Food prep often includes mashing, whipping, kneading, blending, and chopping, as seen in this wonderful British TV commercial for Lurpak by director Dougal Wilson*. Much of the chaos is just plain fun! Break something around the house and you get yelled at. Break an egg and you can make something from it – an omelette, cake, meatloaf.
When I teach people to cook there are certain recipes I know will lure them into the kitchen. Really young children adore anything they can squish or squeeze through their fingers and taste along the way. Elementary school age kids are usually willing to try any recipe involving egg breaking, sugar or knives. The last being something to teach slightly older kids and always with supervision, but knife skills are important. All ages respond to the kneading bread dough – especially the part where you get to punch down the dough. The messy, tactile, physical, and sometimes slightly violent parts of food prep can be seductive. I admit I’ll use almost any opportunity or concept to introduce folks young or old to the joys of making food.
Grammy Caldwell wasn’t quite as sneaky about getting folks into the kitchen and cook as I am. She loved cooking, made great food, was happy to show anyone who was interested (like me) how she did it. The rest of the folks she simply fed. Despite her straightforward approach to cooking I want to tell you a secret – she was a raisin bran basher.

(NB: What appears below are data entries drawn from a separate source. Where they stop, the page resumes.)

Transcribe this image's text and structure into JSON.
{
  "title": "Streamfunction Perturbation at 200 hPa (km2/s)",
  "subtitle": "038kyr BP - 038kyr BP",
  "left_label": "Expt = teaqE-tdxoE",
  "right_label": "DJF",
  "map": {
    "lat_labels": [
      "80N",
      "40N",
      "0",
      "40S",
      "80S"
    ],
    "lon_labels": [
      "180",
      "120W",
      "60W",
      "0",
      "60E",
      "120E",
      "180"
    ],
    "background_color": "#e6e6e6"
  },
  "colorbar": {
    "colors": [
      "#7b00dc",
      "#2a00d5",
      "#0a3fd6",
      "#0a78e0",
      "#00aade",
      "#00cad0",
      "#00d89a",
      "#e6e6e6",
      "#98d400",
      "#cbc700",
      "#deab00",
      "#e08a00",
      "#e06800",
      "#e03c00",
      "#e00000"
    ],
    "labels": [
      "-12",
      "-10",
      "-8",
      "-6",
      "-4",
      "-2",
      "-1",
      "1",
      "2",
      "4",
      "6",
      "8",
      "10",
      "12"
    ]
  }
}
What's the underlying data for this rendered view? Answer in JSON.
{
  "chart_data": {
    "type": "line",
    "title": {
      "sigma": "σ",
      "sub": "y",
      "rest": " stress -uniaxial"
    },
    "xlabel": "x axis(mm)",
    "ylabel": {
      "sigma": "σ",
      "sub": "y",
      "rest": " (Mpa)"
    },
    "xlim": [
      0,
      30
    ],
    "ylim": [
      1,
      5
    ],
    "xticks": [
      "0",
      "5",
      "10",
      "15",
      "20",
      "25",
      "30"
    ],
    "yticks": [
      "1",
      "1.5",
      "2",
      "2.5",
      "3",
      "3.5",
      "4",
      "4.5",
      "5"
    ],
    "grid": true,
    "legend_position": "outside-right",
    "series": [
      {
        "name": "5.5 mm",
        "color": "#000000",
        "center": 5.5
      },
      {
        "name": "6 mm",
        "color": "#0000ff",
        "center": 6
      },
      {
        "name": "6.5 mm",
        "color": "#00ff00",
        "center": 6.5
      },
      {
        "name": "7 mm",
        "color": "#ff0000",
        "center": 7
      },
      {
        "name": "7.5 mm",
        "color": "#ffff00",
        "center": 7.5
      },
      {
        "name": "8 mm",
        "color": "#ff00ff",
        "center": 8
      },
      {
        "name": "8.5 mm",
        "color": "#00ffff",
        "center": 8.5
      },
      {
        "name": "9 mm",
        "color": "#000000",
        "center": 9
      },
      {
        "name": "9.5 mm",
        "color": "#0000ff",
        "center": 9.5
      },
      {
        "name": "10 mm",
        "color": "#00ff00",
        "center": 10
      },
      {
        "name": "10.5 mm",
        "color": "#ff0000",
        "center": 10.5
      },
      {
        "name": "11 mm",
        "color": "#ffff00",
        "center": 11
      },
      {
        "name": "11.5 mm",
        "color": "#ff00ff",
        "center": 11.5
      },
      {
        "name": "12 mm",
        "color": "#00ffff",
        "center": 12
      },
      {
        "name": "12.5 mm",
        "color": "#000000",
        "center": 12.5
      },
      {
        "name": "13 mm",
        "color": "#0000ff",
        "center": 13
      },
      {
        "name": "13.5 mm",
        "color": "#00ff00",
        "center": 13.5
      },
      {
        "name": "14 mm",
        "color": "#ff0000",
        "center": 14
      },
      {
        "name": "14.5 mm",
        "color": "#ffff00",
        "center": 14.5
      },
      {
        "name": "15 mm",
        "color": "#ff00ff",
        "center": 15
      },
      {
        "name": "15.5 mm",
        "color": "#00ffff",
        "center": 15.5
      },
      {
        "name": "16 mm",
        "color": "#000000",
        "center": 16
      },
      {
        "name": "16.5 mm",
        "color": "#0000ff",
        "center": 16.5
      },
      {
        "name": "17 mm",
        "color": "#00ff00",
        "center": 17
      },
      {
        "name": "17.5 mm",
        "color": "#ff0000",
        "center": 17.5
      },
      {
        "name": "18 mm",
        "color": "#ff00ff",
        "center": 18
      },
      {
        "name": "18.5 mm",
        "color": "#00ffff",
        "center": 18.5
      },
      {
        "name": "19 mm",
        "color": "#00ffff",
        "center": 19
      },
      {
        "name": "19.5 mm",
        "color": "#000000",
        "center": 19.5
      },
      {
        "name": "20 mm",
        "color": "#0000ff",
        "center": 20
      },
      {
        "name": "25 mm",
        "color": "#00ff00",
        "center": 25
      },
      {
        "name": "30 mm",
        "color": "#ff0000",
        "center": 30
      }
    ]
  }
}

Her Raisin Bran Muffins are one of those wacky doodle recipes where you transform one breakfast food into another. In this recipe you add eggs, flour, buttermilk, oil and a few other things to a box of cereal the it transforms into muffins. It wasn’t written down on her recipe card, but I remember Gram pulverizing the bran flakes with her rolling pin when she made these. No polite, gentle taps but repeated bashes till all she had was a bag of crumbs and flattened raisins. I’m guessing she figured the annihilated cereal would incorporate into the batter faster. One of the steps of this recipe which is written down is you let the batter sit overnight to allow the flavors to meld. A few years ago I was making a batch and I forgot the bashing part. I was worried it would make a difference. Thankfully I couldn’t tell the un-bashed batch from any previous bashed batches. I’m guessing it is because as the batter sits overnight the bran flakes in the cereal more or less melt (well actually they expand) into the batter. So since it doesn’t seem to make a difference I’ve stopped bashing. Of course if you feel the need to hit something with a rolling pin a bag of Raisin Bran is a good thing to whack.

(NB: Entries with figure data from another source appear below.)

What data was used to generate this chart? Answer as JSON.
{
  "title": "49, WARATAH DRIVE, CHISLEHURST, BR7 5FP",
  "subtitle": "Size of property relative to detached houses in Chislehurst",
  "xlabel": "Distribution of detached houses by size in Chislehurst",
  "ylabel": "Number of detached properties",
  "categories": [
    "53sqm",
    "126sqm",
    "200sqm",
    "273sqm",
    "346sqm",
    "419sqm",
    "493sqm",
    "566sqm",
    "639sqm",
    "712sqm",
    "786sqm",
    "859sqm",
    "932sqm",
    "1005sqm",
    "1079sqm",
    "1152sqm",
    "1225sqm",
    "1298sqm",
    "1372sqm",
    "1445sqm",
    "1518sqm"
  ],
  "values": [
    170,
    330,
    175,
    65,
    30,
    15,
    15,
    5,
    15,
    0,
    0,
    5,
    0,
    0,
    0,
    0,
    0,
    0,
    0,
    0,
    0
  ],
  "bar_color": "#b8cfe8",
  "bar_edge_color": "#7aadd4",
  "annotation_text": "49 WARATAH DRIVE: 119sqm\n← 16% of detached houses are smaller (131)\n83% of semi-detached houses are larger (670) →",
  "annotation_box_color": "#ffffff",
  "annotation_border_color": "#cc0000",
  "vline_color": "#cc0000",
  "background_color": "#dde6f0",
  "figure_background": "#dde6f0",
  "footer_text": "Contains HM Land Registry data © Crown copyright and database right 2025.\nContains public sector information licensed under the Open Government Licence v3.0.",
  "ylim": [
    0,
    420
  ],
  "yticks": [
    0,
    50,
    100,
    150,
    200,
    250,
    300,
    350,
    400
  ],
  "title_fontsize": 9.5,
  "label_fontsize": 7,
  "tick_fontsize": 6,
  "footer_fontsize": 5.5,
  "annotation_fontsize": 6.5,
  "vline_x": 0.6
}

This recipe makes enough batter so you can have 1-2 dozen mini muffins every day for a (school) week. I like to mix it up on Sunday night so all I have to do each morning is get up, preheat the oven while I make the kid’s lunches, then pop in one or two mini muffin pans. The mini version bakes so quickly you can have hot muffins ready before it’s time to leave for the bus. If your family is smaller than mine or they don’t like to eat the same thing day after day, you can freeze either the batter or bake all the muffins and freeze them. They also make a nice gifts for the neighbors.

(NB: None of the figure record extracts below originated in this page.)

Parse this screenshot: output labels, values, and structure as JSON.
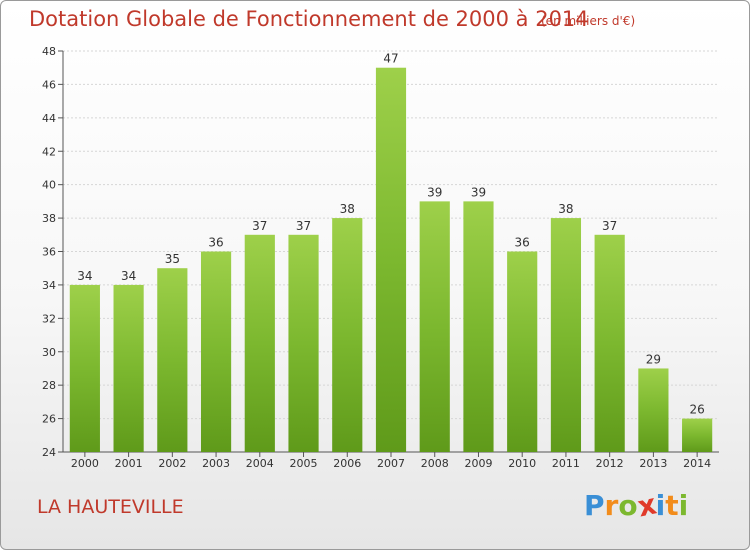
{
  "chart_data": {
    "type": "bar",
    "title": "Dotation Globale de Fonctionnement de 2000 à 2014",
    "unit_note": "(en milliers d'€)",
    "categories": [
      "2000",
      "2001",
      "2002",
      "2003",
      "2004",
      "2005",
      "2006",
      "2007",
      "2008",
      "2009",
      "2010",
      "2011",
      "2012",
      "2013",
      "2014"
    ],
    "values": [
      34,
      34,
      35,
      36,
      37,
      37,
      38,
      47,
      39,
      39,
      36,
      38,
      37,
      29,
      26
    ],
    "ylim": [
      24,
      48
    ],
    "yticks": [
      24,
      26,
      28,
      30,
      32,
      34,
      36,
      38,
      40,
      42,
      44,
      46,
      48
    ],
    "grid": true,
    "bar_color": "#7cb82f",
    "bar_color_light": "#9ed04a",
    "bar_color_dark": "#5f9a1a"
  },
  "location": "LA HAUTEVILLE",
  "logo": {
    "letters": [
      "P",
      "r",
      "o",
      "x",
      "i",
      "t",
      "i"
    ],
    "colors": [
      "#3a8fd6",
      "#f28c1b",
      "#7cb82f",
      "#e03a2a",
      "#3a8fd6",
      "#f28c1b",
      "#7cb82f"
    ]
  }
}
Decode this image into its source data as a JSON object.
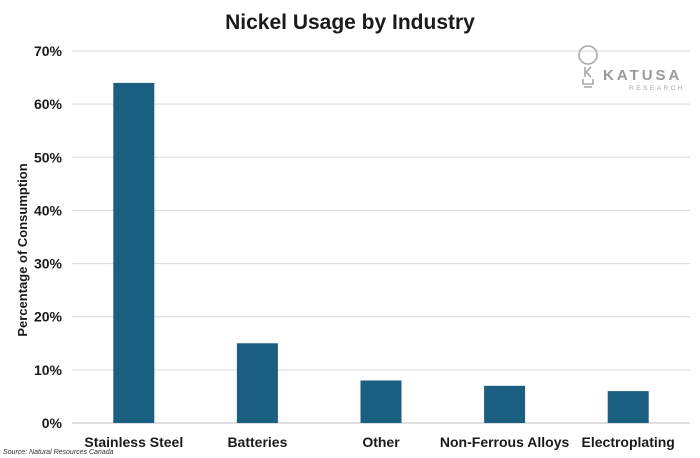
{
  "chart_data": {
    "type": "bar",
    "title": "Nickel Usage by Industry",
    "ylabel": "Percentage of Consumption",
    "xlabel": "",
    "categories": [
      "Stainless Steel",
      "Batteries",
      "Other",
      "Non-Ferrous Alloys",
      "Electroplating"
    ],
    "values": [
      64,
      15,
      8,
      7,
      6
    ],
    "ylim": [
      0,
      70
    ],
    "yticks": [
      0,
      10,
      20,
      30,
      40,
      50,
      60,
      70
    ],
    "ytick_labels": [
      "0%",
      "10%",
      "20%",
      "30%",
      "40%",
      "50%",
      "60%",
      "70%"
    ],
    "grid": true,
    "bar_color": "#1a5f80",
    "grid_color": "#d9d9d9"
  },
  "source": "Source: Natural Resources Canada",
  "logo": {
    "name": "KATUSA",
    "sub": "RESEARCH",
    "icon": "lightbulb-k-icon"
  }
}
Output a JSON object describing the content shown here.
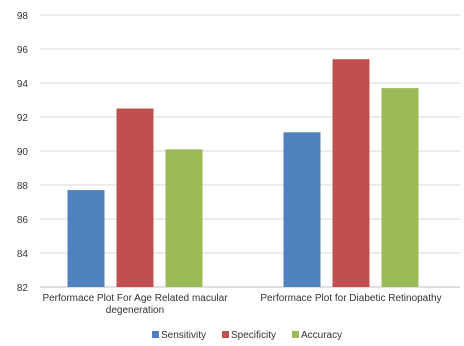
{
  "chart_data": {
    "type": "bar",
    "categories": [
      [
        "Performace Plot For Age Related macular",
        "degeneration"
      ],
      [
        "Performace Plot for Diabetic Retinopathy"
      ]
    ],
    "series": [
      {
        "name": "Sensitivity",
        "color": "#4f81bd",
        "values": [
          87.7,
          91.1
        ]
      },
      {
        "name": "Specificity",
        "color": "#c0504d",
        "values": [
          92.5,
          95.4
        ]
      },
      {
        "name": "Accuracy",
        "color": "#9bbb59",
        "values": [
          90.1,
          93.7
        ]
      }
    ],
    "ylim": [
      82,
      98
    ],
    "yticks": [
      82,
      84,
      86,
      88,
      90,
      92,
      94,
      96,
      98
    ],
    "grid": true,
    "legend": "bottom"
  }
}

One Week Raisin Bran Muffins
Grammy used Post Raisin Bran, I use Kellogg’s. She used more sugar than I do, but that is a personal preference, so you may want to give the batter a taste at 1 1/2 cups to see what you think. Don’t try to keep the batter longer than 5-6 days.
1 cup oil
1 quart buttermilk
1 1/2 – 2 cups sugar
5 cups flour (I mix all-purpose flour with whole wheat and a little wheat germ if I have it)
5 teaspoons baking soda
15-17 ounces raisin bran cereal, bashed or unbashed
Preheat oven to 400ºF. Grease mini muffin pans and fill with batter to just below the top with batter. Bake 14-16 minutes. Serve while hot, though I must admit they make a nice little snack throughout the morning along with a cup of tea.
*I did not food style this commercial, but I dearly wish I had. It is brilliant and every time I watch it I get excited about how fun my chosen career can be. Kudos to the director, food stylist, prop stylist (did you notice all those purple cooking pots?!!) and all!